Eunápolis - 1ª vara cível, comercial e de registros públicos

Data de publicação24 Maio 2022
Número da edição3103
SeçãoCADERNO 2 - ENTRÂNCIA FINAL
PODER JUDICIÁRIO
TRIBUNAL DE JUSTIÇA DO ESTADO DA BAHIA
1ª V DOS FEITOS RELATIVOS ÀS RELAÇÕES DE CONSUMO, CÍVEIS, COMERCIAIS DE EUNÁPOLIS
INTIMAÇÃO

0005164-39.2010.8.05.0079 Procedimento Comum Cível
Jurisdição: Eunapolis
Interessado: Banco Itaucard Sa
Advogado: Antonio Braz Da Silva (OAB:PE12450)
Interessado: Adria Cristine Schaidhauer Borges De Medeiros
Advogado: Leonardo Santana Lopes (OAB:BA31493)

Intimação:

Vistos.

ADRIA CRISTINE SCHAIDHAUER BORGES DE MEDEIROS ajuizou ação de indenização por danos morais em face de BANCO ITAUCARD S/A, para tanto dizendo, em síntese, que o réu, mesmo após celebração de acordo extrajudicial de débito com a autora, relativo a contrato de arrendamento mercantil de veículo automotor, promoveu ação de cobrança que resultou na apreensão do seu veículo em logradouro público, causando profundo constrangimento, razão pela qual pleiteia indenização compensatória.

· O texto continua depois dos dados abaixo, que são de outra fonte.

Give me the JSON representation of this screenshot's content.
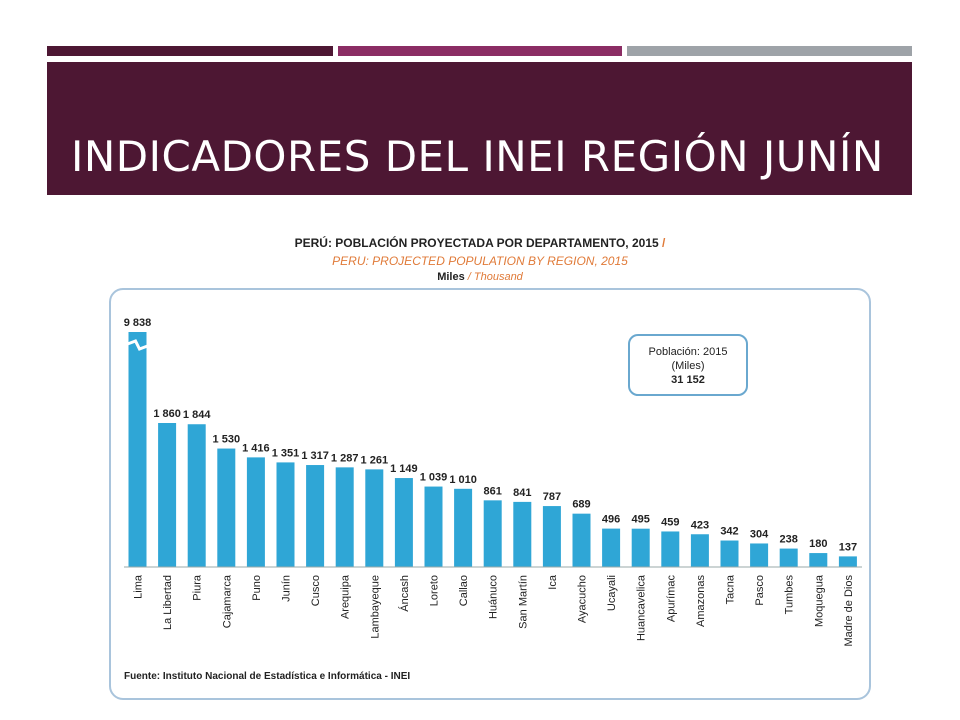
{
  "slide": {
    "title": "INDICADORES DEL INEI REGIÓN JUNÍN",
    "colors": {
      "header_bg": "#4d1733",
      "strip1": "#4d1733",
      "strip2": "#8b2d64",
      "strip3": "#9ea3a8",
      "bar": "#2fa6d6"
    }
  },
  "chart_header": {
    "title_es": "PERÚ: POBLACIÓN PROYECTADA POR DEPARTAMENTO, 2015",
    "title_slash": "/",
    "title_en": "PERU: PROJECTED POPULATION BY REGION, 2015",
    "units_es": "Miles",
    "units_slash": " / ",
    "units_en": "Thousand"
  },
  "legend_box": {
    "line1": "Población: 2015",
    "line2": "(Miles)",
    "total": "31 152"
  },
  "source": "Fuente: Instituto Nacional de Estadística e Informática - INEI",
  "chart_data": {
    "type": "bar",
    "title": "PERÚ: POBLACIÓN PROYECTADA POR DEPARTAMENTO, 2015",
    "categories": [
      "Lima",
      "La Libertad",
      "Piura",
      "Cajamarca",
      "Puno",
      "Junín",
      "Cusco",
      "Arequipa",
      "Lambayeque",
      "Áncash",
      "Loreto",
      "Callao",
      "Huánuco",
      "San Martín",
      "Ica",
      "Ayacucho",
      "Ucayali",
      "Huancavelica",
      "Apurímac",
      "Amazonas",
      "Tacna",
      "Pasco",
      "Tumbes",
      "Moquegua",
      "Madre de Dios"
    ],
    "values": [
      9838,
      1860,
      1844,
      1530,
      1416,
      1351,
      1317,
      1287,
      1261,
      1149,
      1039,
      1010,
      861,
      841,
      787,
      689,
      496,
      495,
      459,
      423,
      342,
      304,
      238,
      180,
      137
    ],
    "value_labels": [
      "9 838",
      "1 860",
      "1 844",
      "1 530",
      "1 416",
      "1 351",
      "1 317",
      "1 287",
      "1 261",
      "1 149",
      "1 039",
      "1 010",
      "861",
      "841",
      "787",
      "689",
      "496",
      "495",
      "459",
      "423",
      "342",
      "304",
      "238",
      "180",
      "137"
    ],
    "broken_axis_bar": "Lima",
    "grid": false,
    "legend": "none"
  }
}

Citado, o réu contestou a ação (Id Num. 110056643 - Pág. 1) , dizendo, em síntese, que a busca da atividade jurisdicional pelo credor não pode ser tachada de ato ilícito e que a apreensão judicial do veículo da autora ocorreu por força de cumprimento de ordem emanada do juízo competente, não tendo havido tempo suficiente entre a renegociação do débito e a expedição da ordem para que a apreensão do carro da autora fosse evitada, de modo que resta infirmada qualquer tipo de responsabilidade civil do réu.

Tentativas de conciliação infrutíferas (Id. Num Num. 110056717 - Pág. 1 e Id Num. 110056732 - Pág. 1).

Anunciado o julgamento antecipado da lide, as partes não se manifestaram contrariamente (Id Num. 110056721 - Pág. 1 ).

Relatados brevemente.

Fundamento e decido.

O processo comporta julgamento antecipado, nos termos do art. 355, inciso I, do Código de Processo Civil, uma vez que a questão que dispensa dilação probatória. Não há necessidade de produção de prova diversa da documental, que já foi apresentada na petição inicial e pela parte ré na contestação, em observância ao art. 396 do CPC, sobretudo porque a matéria trabalhada nestes autos é exclusivamente de direito.

Ademais, além das partes terem tacitamente consentido com o julgamento antecipado (Id Num. 110056721 - Pág. 1 ), o juiz é o destinatário da prova (art. 370 do CPC), razão pela qual o julgamento antecipado, quando os documentos juntados são suficientes para o deslinde da causa, não configura cerceamento de defesa e, mais do que uma faculdade, trata-se de imposição legal ao magistrado.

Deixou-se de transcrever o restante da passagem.